About the presenters:
Arjun Ravi is director of The Incus Group and an experienced impact measurement and evaluation professional with extensive experience advising clients in the corporate, not-for-profit and government sector. Prior to founding The Incus Group in 2015, he spent five years with Net Balance and later EY Australia building and establishing the social sustainability practice.

His experience in the impact measurement space has been focused on leading innovative engagements seeking to measure, value and manage the often “intangible” impacts of organisations’ operations and investments. He is accredited by Social Value International as a Social Return on Investment (SROI) practitioner and is a licensed trainer of the SROI methodology and has trained hundreds of diverse participants worldwide.
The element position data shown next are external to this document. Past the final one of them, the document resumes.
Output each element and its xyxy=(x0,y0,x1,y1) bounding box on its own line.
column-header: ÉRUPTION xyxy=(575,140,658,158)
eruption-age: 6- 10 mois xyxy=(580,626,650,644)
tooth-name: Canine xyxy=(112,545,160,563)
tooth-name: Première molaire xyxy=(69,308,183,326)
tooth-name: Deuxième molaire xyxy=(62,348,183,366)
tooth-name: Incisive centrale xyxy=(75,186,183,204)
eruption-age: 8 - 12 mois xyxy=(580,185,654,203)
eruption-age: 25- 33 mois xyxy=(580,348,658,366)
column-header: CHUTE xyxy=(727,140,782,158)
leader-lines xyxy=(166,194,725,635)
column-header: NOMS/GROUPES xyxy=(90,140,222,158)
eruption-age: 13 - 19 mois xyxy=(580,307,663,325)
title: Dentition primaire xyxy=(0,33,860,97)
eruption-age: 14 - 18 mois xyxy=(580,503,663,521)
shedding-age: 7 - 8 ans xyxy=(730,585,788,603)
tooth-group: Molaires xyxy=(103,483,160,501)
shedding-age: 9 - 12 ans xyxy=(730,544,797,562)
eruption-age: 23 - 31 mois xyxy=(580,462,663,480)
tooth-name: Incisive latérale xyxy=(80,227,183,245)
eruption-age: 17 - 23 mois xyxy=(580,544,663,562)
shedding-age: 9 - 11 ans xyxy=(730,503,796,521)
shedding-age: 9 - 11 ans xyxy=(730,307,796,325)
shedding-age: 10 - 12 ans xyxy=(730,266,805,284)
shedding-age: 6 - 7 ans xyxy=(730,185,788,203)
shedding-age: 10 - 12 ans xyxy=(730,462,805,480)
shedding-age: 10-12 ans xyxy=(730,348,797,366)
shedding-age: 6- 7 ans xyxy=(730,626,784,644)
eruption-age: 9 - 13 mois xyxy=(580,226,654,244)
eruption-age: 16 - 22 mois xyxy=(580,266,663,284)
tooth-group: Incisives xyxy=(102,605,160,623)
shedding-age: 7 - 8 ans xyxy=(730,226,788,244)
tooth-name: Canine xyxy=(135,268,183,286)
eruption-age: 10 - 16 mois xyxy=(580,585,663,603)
Some of his project highlights include working with Save the Children to forecast the social return of a suite of their child protection initiatives, evaluating the impact of a federally funded Indigenous health promotion grants program, and determining the social value of providing improved transportation access to persons with a disability to advocate for greater funding support.

Arjun holds a Bachelor of Finance degree from the University of Illinois and a Master of International Development from Monash University.

Taimur Siddiqi is an experienced practitioner and trainer of the Social Return on Investment (SROI) methodology and has completed numerous SROI projects and delivered accredited training to over 100 individuals. Taimur has applied SROI valuation techniques as part of his role as an evaluation consultant working with a range of public sector, corporate and not-for-profit organisations. His project work has included a peer reviewed SROI analysis of Indigenous financial counselling; a cost effectiveness evaluation of a child protection community legal pilot and an extensive SROI research project for Foodbank Australia. Prior to co-founding The Incus Group, he spent four years with Net Balance where he eventually managed the $2 million Social Impact business line.